An essential condition for uninterruptedfunctioning of any business entity is the availability of certain sources and means. Without the basic production assets, which include buildings and structures, machinery and equipment, transport and other means of labor, the basic production process of the firm is impossible. In the absence of these non-current assets, which are the basis of the activities of any enterprise, it would be impossible to implement the planned output.
In addition, for normal operationthe organization also needs working capital. First of all, they are money resources. Their availability makes it possible to purchase circulating funds in the required amount. In turn, the presence of all these resources will ensure uninterrupted production.
Basic and circulating funds need economicaland rational use. This is the priority task facing the management of the enterprise. For more effective management of the means that the organization has, it is necessary to know their composition and structure.
The revolving funds of an enterprise are resourceseconomic entities that, over the course of their use, consistently pass from the monetary to the productive, and then into the commodity form. In this regard, there is a need for them to be divided into two categories. The first of these is production assets. The second is circulation funds. The first category of current assets includes the means of production and labor. In contrast, circulation funds represent finished goods in conjunction with monetary resources.
Circulating assets, in contrast to non-current,are consumed during one technological process.
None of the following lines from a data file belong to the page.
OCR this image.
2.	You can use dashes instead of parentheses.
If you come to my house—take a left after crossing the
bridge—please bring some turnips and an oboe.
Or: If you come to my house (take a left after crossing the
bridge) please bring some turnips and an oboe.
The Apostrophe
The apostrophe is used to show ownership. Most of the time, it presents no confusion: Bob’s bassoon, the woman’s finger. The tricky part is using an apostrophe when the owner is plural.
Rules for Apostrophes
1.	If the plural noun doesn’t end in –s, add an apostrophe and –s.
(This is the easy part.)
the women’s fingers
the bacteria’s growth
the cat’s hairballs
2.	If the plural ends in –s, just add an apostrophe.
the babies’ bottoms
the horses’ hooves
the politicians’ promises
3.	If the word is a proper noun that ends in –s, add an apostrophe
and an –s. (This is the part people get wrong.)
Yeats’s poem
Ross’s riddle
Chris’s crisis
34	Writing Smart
Their total cost increases the price of the finished product. The material elements, of which the circulating assets are added, change their natural form and physico-chemical properties in the process of production. The consumer value of these resources is lost with the course of the production cycle. Circulating assets can be divided into three groups:
- stocks of production;
- work in progress and own semi-finished products;
- costs that are relevant to future periods.
The circulation funds consist of finished goods onwarehouse or on the way, as well as money held on settlement accounts or on accounts of accounts in the form of receivables. These resources are used to service the production sector.
The revolving funds of the organization forThe production process goes through several stages. Their movement begins with advances of money amounts directed to purchase the necessary funds. At the first stage, the process of material and technical supply of tools and objects of labor is organized. At the second stage, the means of production are consumed, and finished products are created. The third stage is characterized by the process of selling finished goods. Sources of the acquisition of current assets can serve as own or borrowed funds.
Effective current assets arean important criterion in the stable functioning of the business entity. This can be achieved with a rational use of the funds available to the enterprise. If current assets are used economically, then the resources released at the same time contribute to the financial strengthening of the business entity. To implement this process, it is necessary to increase the material interest of the enterprise collective in increasing the efficiency of the whole production.